足高氏の1歳年下で、近鉄バファローズ「最後の監督」として、氏とともに戦った梨田昌孝さんが文春オンラインに追悼の言葉を寄せた。
◆◆◆
近鉄最後の代表、最後の監督として共に闘った同志
皆さん、はじめまして。梨田昌孝です。
島根の浜田高校から近鉄バファローズに捕手として入団して以来、球界で長くお世話になり、近鉄のほか日本ハム、楽天でも監督を務めました。その縁のおかげで地元の島根や現在生活している関西のほか、札幌や仙台などでも講演の依頼を受けることがあります。その時はよく、近鉄時代の恩師の西本幸雄監督、仰木彬監督、近鉄でともに戦った岩隈久志選手らの話をします。
講演で名前を挙げることはないのですが、野球界で私には彼らと同じぐらい、いえ、それ以上と言ってもいいほど大事な人がいました。今年7月21日に69歳で亡くなった元近鉄球団代表の足高圭亮さんです。

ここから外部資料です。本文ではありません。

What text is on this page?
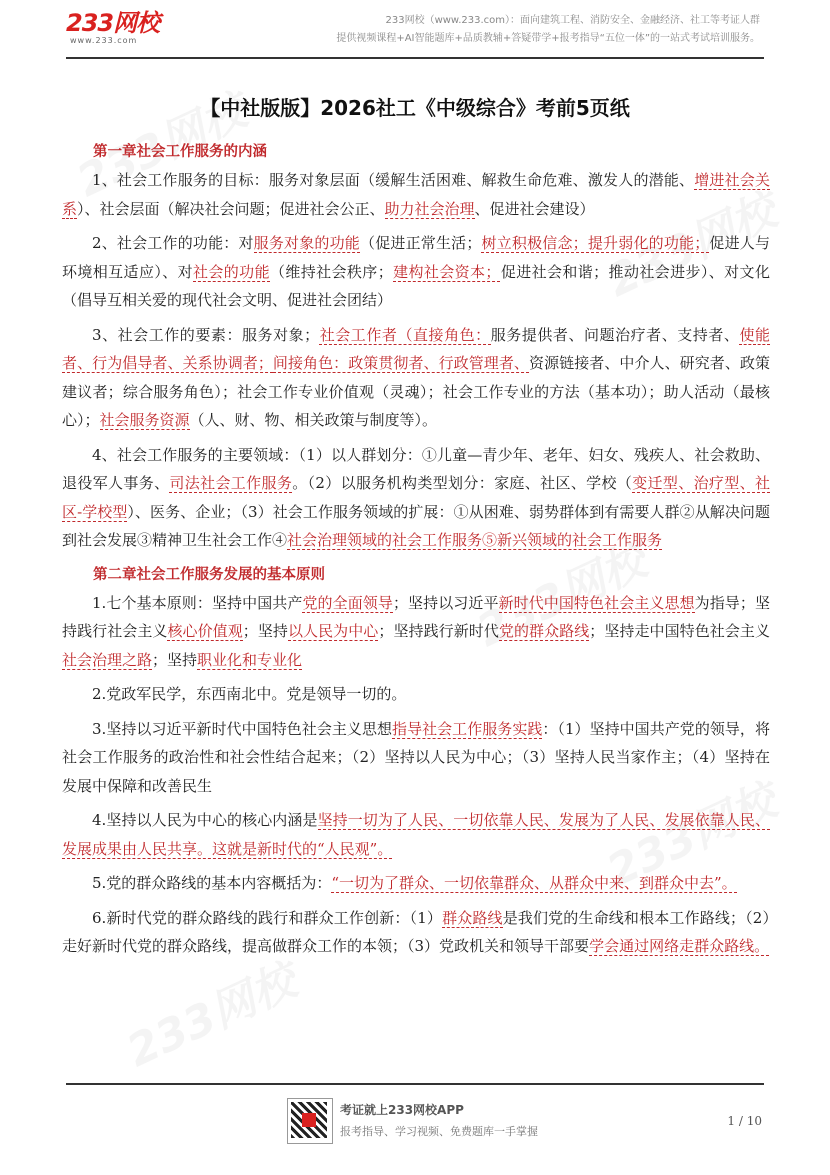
233网校
www.233.com
233网校（www.233.com）：面向建筑工程、消防安全、金融经济、社工等考证人群
提供视频课程+AI智能题库+品质教辅+答疑带学+报考指导“五位一体”的一站式考试培训服务。
【中社版版】2026社工《中级综合》考前5页纸
第一章社会工作服务的内涵

1、社会工作服务的目标：服务对象层面（缓解生活困难、解救生命危难、激发人的潜能、增进社会关系）、社会层面（解决社会问题；促进社会公正、助力社会治理、促进社会建设）

2、社会工作的功能：对服务对象的功能（促进正常生活；树立积极信念；提升弱化的功能；促进人与环境相互适应）、对社会的功能（维持社会秩序；建构社会资本；促进社会和谐；推动社会进步）、对文化（倡导互相关爱的现代社会文明、促进社会团结）

3、社会工作的要素：服务对象；社会工作者（直接角色：服务提供者、问题治疗者、支持者、使能者、行为倡导者、关系协调者；间接角色：政策贯彻者、行政管理者、资源链接者、中介人、研究者、政策建议者；综合服务角色）；社会工作专业价值观（灵魂）；社会工作专业的方法（基本功）；助人活动（最核心）；社会服务资源（人、财、物、相关政策与制度等）。

4、社会工作服务的主要领域：（1）以人群划分：①儿童—青少年、老年、妇女、残疾人、社会救助、退役军人事务、司法社会工作服务。（2）以服务机构类型划分：家庭、社区、学校（变迁型、治疗型、社区-学校型）、医务、企业；（3）社会工作服务领域的扩展：①从困难、弱势群体到有需要人群②从解决问题到社会发展③精神卫生社会工作④社会治理领域的社会工作服务⑤新兴领域的社会工作服务

第二章社会工作服务发展的基本原则

1.七个基本原则：坚持中国共产党的全面领导；坚持以习近平新时代中国特色社会主义思想为指导；坚持践行社会主义核心价值观；坚持以人民为中心；坚持践行新时代党的群众路线；坚持走中国特色社会主义社会治理之路；坚持职业化和专业化

2.党政军民学，东西南北中。党是领导一切的。

3.坚持以习近平新时代中国特色社会主义思想指导社会工作服务实践：（1）坚持中国共产党的领导，将社会工作服务的政治性和社会性结合起来；（2）坚持以人民为中心；（3）坚持人民当家作主；（4）坚持在发展中保障和改善民生

4.坚持以人民为中心的核心内涵是坚持一切为了人民、一切依靠人民、发展为了人民、发展依靠人民、发展成果由人民共享。这就是新时代的“人民观”。

5.党的群众路线的基本内容概括为：“一切为了群众、一切依靠群众、从群众中来、到群众中去”。

6.新时代党的群众路线的践行和群众工作创新：（1）群众路线是我们党的生命线和根本工作路线；（2）走好新时代党的群众路线，提高做群众工作的本领；（3）党政机关和领导干部要学会通过网络走群众路线。

考证就上233网校APP
报考指导、学习视频、免费题库一手掌握
1 / 10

2004年に近鉄がオリックスと合併するに至るまで、近鉄最後の代表、最後の監督として共に闘った同志でした。私の思いを形に残せないかと考えていたところ、今回このような場を頂くことになりました。
深刻な問題だったサイパン、日向のキャンプ2本体制
近鉄監督に就任1年目の2000年、チームは優勝したダイエーと15ゲーム差の最下位に終わりました。私は抜本的な改革が必要だと危機感を覚え、まずはサイパンと宮崎・日向で行っていたキャンプを、日向に一本化してほしいと球団の窓口である足高さんに要望しました。
近鉄はサイパンで1985年から、2月1日スタートの1次キャンプを張っていました。親会社の近畿日本鉄道の系列のホテルや旅行代理店にとっては、観光でPR効果がある球団のキャンプは戦略上、不可欠なものでした。

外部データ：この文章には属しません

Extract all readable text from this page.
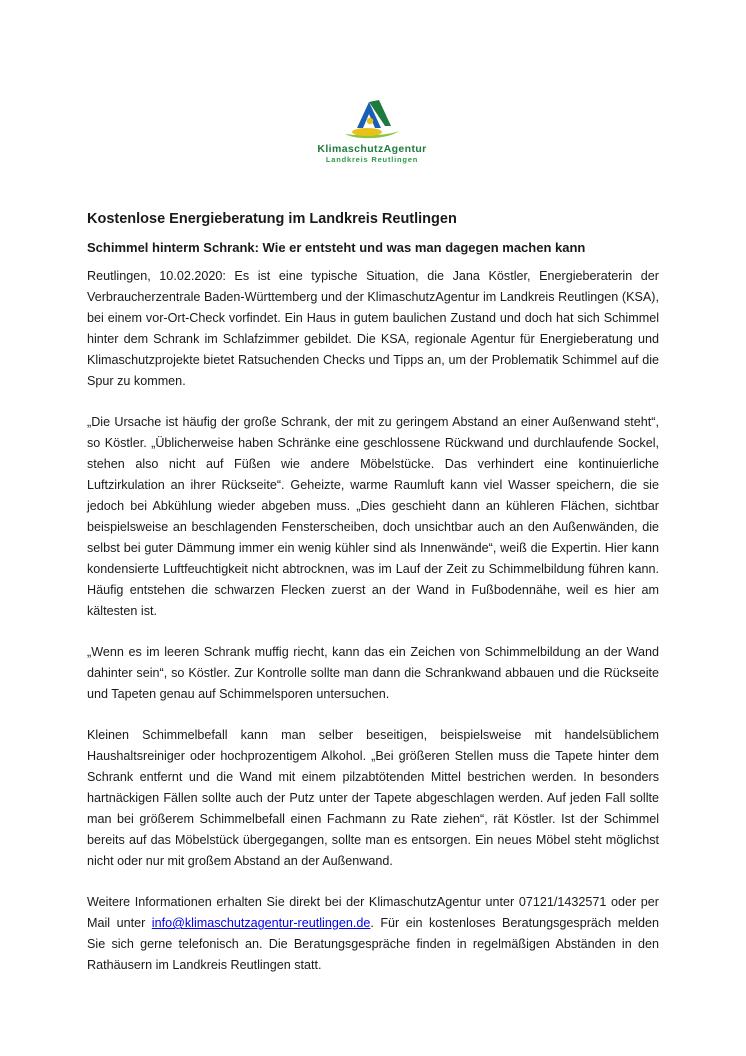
KlimaschutzAgentur
Landkreis Reutlingen
Kostenlose Energieberatung im Landkreis Reutlingen
Schimmel hinterm Schrank: Wie er entsteht und was man dagegen machen kann

Reutlingen, 10.02.2020: Es ist eine typische Situation, die Jana Köstler, Energieberaterin der Verbraucherzentrale Baden-Württemberg und der KlimaschutzAgentur im Landkreis Reutlingen (KSA), bei einem vor-Ort-Check vorfindet. Ein Haus in gutem baulichen Zustand und doch hat sich Schimmel hinter dem Schrank im Schlafzimmer gebildet. Die KSA, regionale Agentur für Energieberatung und Klimaschutzprojekte bietet Ratsuchenden Checks und Tipps an, um der Problematik Schimmel auf die Spur zu kommen.

„Die Ursache ist häufig der große Schrank, der mit zu geringem Abstand an einer Außenwand steht“, so Köstler. „Üblicherweise haben Schränke eine geschlossene Rückwand und durchlaufende Sockel, stehen also nicht auf Füßen wie andere Möbelstücke. Das verhindert eine kontinuierliche Luftzirkulation an ihrer Rückseite“. Geheizte, warme Raumluft kann viel Wasser speichern, die sie jedoch bei Abkühlung wieder abgeben muss. „Dies geschieht dann an kühleren Flächen, sichtbar beispielsweise an beschlagenden Fensterscheiben, doch unsichtbar auch an den Außenwänden, die selbst bei guter Dämmung immer ein wenig kühler sind als Innenwände“, weiß die Expertin. Hier kann kondensierte Luftfeuchtigkeit nicht abtrocknen, was im Lauf der Zeit zu Schimmelbildung führen kann. Häufig entstehen die schwarzen Flecken zuerst an der Wand in Fußbodennähe, weil es hier am kältesten ist.

„Wenn es im leeren Schrank muffig riecht, kann das ein Zeichen von Schimmelbildung an der Wand dahinter sein“, so Köstler. Zur Kontrolle sollte man dann die Schrankwand abbauen und die Rückseite und Tapeten genau auf Schimmelsporen untersuchen.

Kleinen Schimmelbefall kann man selber beseitigen, beispielsweise mit handelsüblichem Haushaltsreiniger oder hochprozentigem Alkohol. „Bei größeren Stellen muss die Tapete hinter dem Schrank entfernt und die Wand mit einem pilzabtötenden Mittel bestrichen werden. In besonders hartnäckigen Fällen sollte auch der Putz unter der Tapete abgeschlagen werden. Auf jeden Fall sollte man bei größerem Schimmelbefall einen Fachmann zu Rate ziehen“, rät Köstler. Ist der Schimmel bereits auf das Möbelstück übergegangen, sollte man es entsorgen. Ein neues Möbel steht möglichst nicht oder nur mit großem Abstand an der Außenwand.

Weitere Informationen erhalten Sie direkt bei der KlimaschutzAgentur unter 07121/1432571 oder per Mail unter info@klimaschutzagentur-reutlingen.de. Für ein kostenloses Beratungsgespräch melden Sie sich gerne telefonisch an. Die Beratungsgespräche finden in regelmäßigen Abständen in den Rathäusern im Landkreis Reutlingen statt.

一方で現場を預かる身としては選手の調整という観点から見ると、気候が日向より非常に暑く、2月途中に帰国した際の寒暖差で、また一から体を作り直させなければならないジレンマを抱えていました。当時主砲だった中村紀洋選手などはサイパンに行かず、ずっと日向で調整していたほど深刻な問題だったのです。